Eğitimde ihmal edilen bir diğer husus ise ahlaki ve manevi eğitimdir. “Eğitim, insanın sadece aklını değil, ruhunu da terbiye etmelidir.” Eğer bireyler sadece bilgiyle donatılır, ancak ahlaki değerlerden yoksun bırakılırsa, toplum ilerleyemez. “Mektep, cemiyetin ruhunu yoğuran bir ocaktır.” Okullar, yalnızca ders anlatılan yerler değil, aynı zamanda toplumun geleceğini inşa eden mekanlar olmalıdır.
Gençlerin aldığı eğitim, sadece bireysel değil, aynı zamanda toplumsal bir meseledir. “Milletlerin geleceğini tayin eden, gençliğin aldığı terbiyedir.” Eğer gençler, milli ve manevi değerlerle yetiştirilmezse, ülkenin geleceği de tehlikeye girer. Bu yüzden eğitim, sadece bir akademik süreç olarak görülmemeli, aynı zamanda bir karakter ve şahsiyet terbiyesi olarak ele alınmalıdır.
“Mektepler yalnız bilgi yuvaları değil, ahlakın da mabedi olmalıdır.” Bilgi, ahlak ve vicdanla birleşmediğinde, eğitim gerçek anlamını yitirir. Okullardan mezun olan bireyler, yalnızca meslek erbabı değil, aynı zamanda iyi insanlar olmalıdır. “Mektep, yalnızca meslek öğreten bir yer değildir; o, insan ruhunu besleyen bir ilim ve irfan yuvasıdır.”
Sonuç olarak, Nurettin Topçu’nun eğitim anlayışı, günümüz maarif sistemine ışık tutmaktadır. Eğer eğitimi sadece akademik başarıyla sınırlarsak, millet olarak gelişmemiz mümkün olmaz. Maarif davamız, hem aklı hem de ruhu besleyen bir eğitim anlayışını benimsemekle çözülecektir. Çünkü “Maarif davası, bir milletin varoluş davasıdır.”
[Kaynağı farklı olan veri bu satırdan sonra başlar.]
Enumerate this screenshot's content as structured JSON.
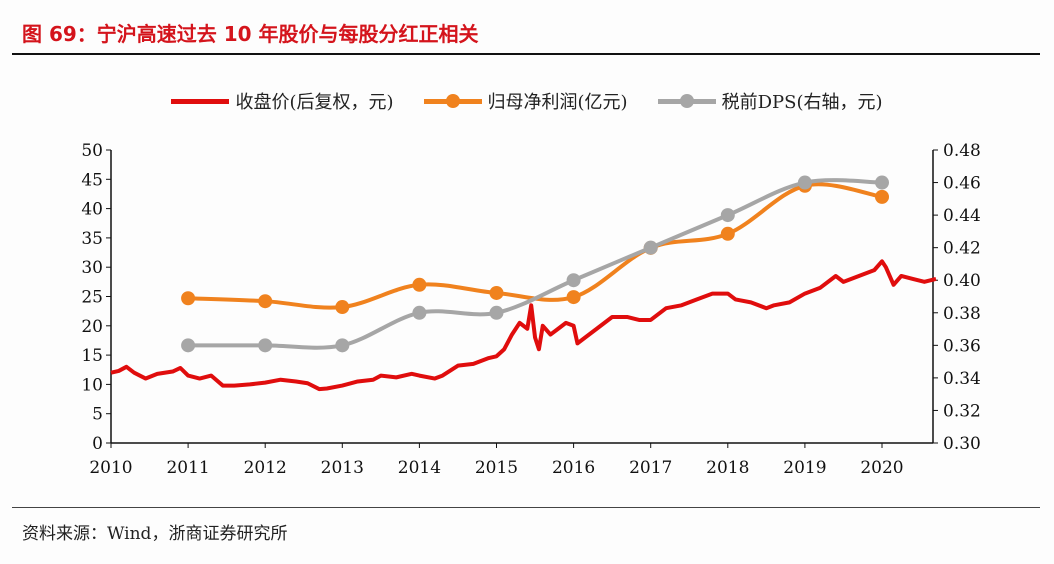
{
  "title": "图 69：宁沪高速过去 10 年股价与每股分红正相关",
  "source": "资料来源：Wind，浙商证券研究所",
  "chart_data": {
    "type": "line",
    "title": "图 69：宁沪高速过去 10 年股价与每股分红正相关",
    "legend_position": "top",
    "grid": false,
    "x_ticks": [
      "2010",
      "2011",
      "2012",
      "2013",
      "2014",
      "2015",
      "2016",
      "2017",
      "2018",
      "2019",
      "2020"
    ],
    "xlim": [
      2010,
      2020.7
    ],
    "y_left": {
      "ylim": [
        0,
        50
      ],
      "ticks": [
        "0",
        "5",
        "10",
        "15",
        "20",
        "25",
        "30",
        "35",
        "40",
        "45",
        "50"
      ]
    },
    "y_right": {
      "ylim": [
        0.3,
        0.48
      ],
      "ticks": [
        "0.30",
        "0.32",
        "0.34",
        "0.36",
        "0.38",
        "0.40",
        "0.42",
        "0.44",
        "0.46",
        "0.48"
      ]
    },
    "series": [
      {
        "name": "收盘价(后复权，元)",
        "axis": "left",
        "color": "#e00d0d",
        "marker": false,
        "x": [
          2010,
          2010.1,
          2010.2,
          2010.3,
          2010.45,
          2010.6,
          2010.8,
          2010.9,
          2011,
          2011.15,
          2011.3,
          2011.45,
          2011.6,
          2011.8,
          2012,
          2012.2,
          2012.4,
          2012.55,
          2012.7,
          2012.8,
          2013,
          2013.2,
          2013.4,
          2013.5,
          2013.7,
          2013.9,
          2014,
          2014.2,
          2014.3,
          2014.5,
          2014.7,
          2014.9,
          2015,
          2015.1,
          2015.2,
          2015.3,
          2015.4,
          2015.45,
          2015.5,
          2015.55,
          2015.6,
          2015.7,
          2015.8,
          2015.9,
          2016,
          2016.05,
          2016.15,
          2016.3,
          2016.5,
          2016.7,
          2016.85,
          2017,
          2017.2,
          2017.4,
          2017.6,
          2017.8,
          2018,
          2018.1,
          2018.3,
          2018.5,
          2018.6,
          2018.8,
          2019,
          2019.2,
          2019.4,
          2019.5,
          2019.7,
          2019.9,
          2020,
          2020.05,
          2020.15,
          2020.25,
          2020.4,
          2020.55,
          2020.7
        ],
        "values": [
          12,
          12.3,
          13,
          12,
          11,
          11.8,
          12.2,
          12.8,
          11.5,
          11,
          11.5,
          9.8,
          9.8,
          10,
          10.3,
          10.8,
          10.5,
          10.2,
          9.2,
          9.3,
          9.8,
          10.5,
          10.8,
          11.5,
          11.2,
          11.8,
          11.5,
          11,
          11.5,
          13.2,
          13.5,
          14.5,
          14.8,
          16,
          18.5,
          20.5,
          19.5,
          23.5,
          18,
          16,
          20,
          18.5,
          19.5,
          20.5,
          20,
          17,
          18,
          19.5,
          21.5,
          21.5,
          21,
          21,
          23,
          23.5,
          24.5,
          25.5,
          25.5,
          24.5,
          24,
          23,
          23.5,
          24,
          25.5,
          26.5,
          28.5,
          27.5,
          28.5,
          29.5,
          31,
          30,
          27,
          28.5,
          28,
          27.5,
          28
        ]
      },
      {
        "name": "归母净利润(亿元)",
        "axis": "left",
        "color": "#f0821e",
        "marker": true,
        "x": [
          2011,
          2012,
          2013,
          2014,
          2015,
          2016,
          2017,
          2018,
          2019,
          2020
        ],
        "values": [
          24.7,
          24.2,
          23.2,
          27.0,
          25.6,
          24.9,
          33.3,
          35.7,
          43.9,
          42.0
        ]
      },
      {
        "name": "税前DPS(右轴，元)",
        "axis": "right",
        "color": "#a6a6a6",
        "marker": true,
        "x": [
          2011,
          2012,
          2013,
          2014,
          2015,
          2016,
          2017,
          2018,
          2019,
          2020
        ],
        "values": [
          0.36,
          0.36,
          0.36,
          0.38,
          0.38,
          0.4,
          0.42,
          0.44,
          0.46,
          0.46
        ]
      }
    ]
  }
}
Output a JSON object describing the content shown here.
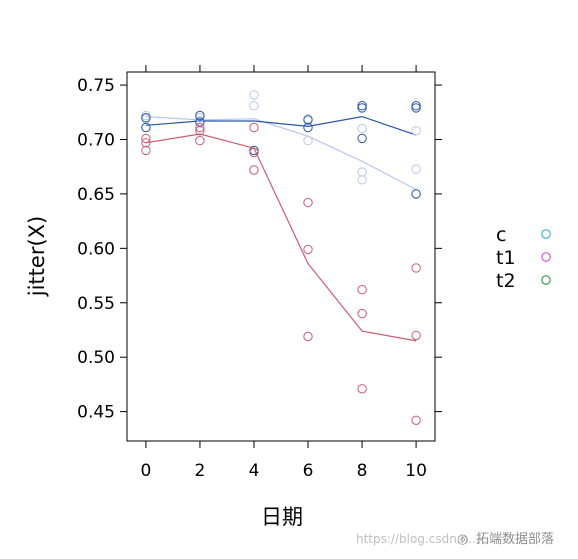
{
  "chart_data": {
    "type": "scatter",
    "xlabel": "日期",
    "ylabel": "jitter(X)",
    "xlim": [
      -0.7,
      10.7
    ],
    "ylim": [
      0.423,
      0.762
    ],
    "x_ticks": [
      0,
      2,
      4,
      6,
      8,
      10
    ],
    "y_ticks": [
      0.45,
      0.5,
      0.55,
      0.6,
      0.65,
      0.7,
      0.75
    ],
    "y_tick_labels": [
      "0.45",
      "0.50",
      "0.55",
      "0.60",
      "0.65",
      "0.70",
      "0.75"
    ],
    "legend_position": "right",
    "legend": [
      {
        "name": "c",
        "color": "#1fa7d6"
      },
      {
        "name": "t1",
        "color": "#d43ad9"
      },
      {
        "name": "t2",
        "color": "#1e8b2a"
      }
    ],
    "series": [
      {
        "name": "light-blue",
        "color": "#b4c8eb",
        "points": [
          [
            0,
            0.722
          ],
          [
            0,
            0.719
          ],
          [
            2,
            0.72
          ],
          [
            2,
            0.717
          ],
          [
            4,
            0.741
          ],
          [
            4,
            0.731
          ],
          [
            4,
            0.69
          ],
          [
            6,
            0.719
          ],
          [
            6,
            0.699
          ],
          [
            8,
            0.71
          ],
          [
            8,
            0.67
          ],
          [
            8,
            0.663
          ],
          [
            10,
            0.708
          ],
          [
            10,
            0.673
          ],
          [
            10,
            0.65
          ]
        ],
        "trend": [
          [
            0,
            0.721
          ],
          [
            2,
            0.718
          ],
          [
            4,
            0.719
          ],
          [
            6,
            0.703
          ],
          [
            8,
            0.68
          ],
          [
            10,
            0.654
          ]
        ]
      },
      {
        "name": "dark-blue",
        "color": "#2a55a8",
        "points": [
          [
            0,
            0.72
          ],
          [
            0,
            0.711
          ],
          [
            2,
            0.722
          ],
          [
            2,
            0.716
          ],
          [
            4,
            0.69
          ],
          [
            6,
            0.718
          ],
          [
            6,
            0.711
          ],
          [
            8,
            0.731
          ],
          [
            8,
            0.729
          ],
          [
            8,
            0.701
          ],
          [
            10,
            0.731
          ],
          [
            10,
            0.729
          ],
          [
            10,
            0.65
          ]
        ],
        "trend": [
          [
            0,
            0.713
          ],
          [
            2,
            0.717
          ],
          [
            4,
            0.717
          ],
          [
            6,
            0.712
          ],
          [
            8,
            0.721
          ],
          [
            10,
            0.704
          ]
        ]
      },
      {
        "name": "red",
        "color": "#d05a6e",
        "points": [
          [
            0,
            0.701
          ],
          [
            0,
            0.697
          ],
          [
            0,
            0.69
          ],
          [
            2,
            0.711
          ],
          [
            2,
            0.708
          ],
          [
            2,
            0.699
          ],
          [
            4,
            0.711
          ],
          [
            4,
            0.688
          ],
          [
            4,
            0.672
          ],
          [
            6,
            0.642
          ],
          [
            6,
            0.599
          ],
          [
            6,
            0.519
          ],
          [
            8,
            0.562
          ],
          [
            8,
            0.54
          ],
          [
            8,
            0.471
          ],
          [
            10,
            0.582
          ],
          [
            10,
            0.52
          ],
          [
            10,
            0.442
          ]
        ],
        "trend": [
          [
            0,
            0.697
          ],
          [
            2,
            0.705
          ],
          [
            4,
            0.692
          ],
          [
            6,
            0.586
          ],
          [
            8,
            0.524
          ],
          [
            10,
            0.515
          ]
        ]
      }
    ]
  },
  "watermark": {
    "url": "https://blog.csdn.n...",
    "brand": "拓端数据部落"
  }
}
Yeni maarif modeliyle, Nurettin Topçu’nun hayal ettiği ahlak ve irfan temelli eğitime ulaşacak, bilgiyi irfanla buluşturan bir anlayışla ideal insan yetiştirme yoluna girecek, eğitimi yalnızca meslek edindirme aracı olmaktan çıkarıp insan inşasına yönelterek medeniyet tasavvurunu hayata geçireceğiz.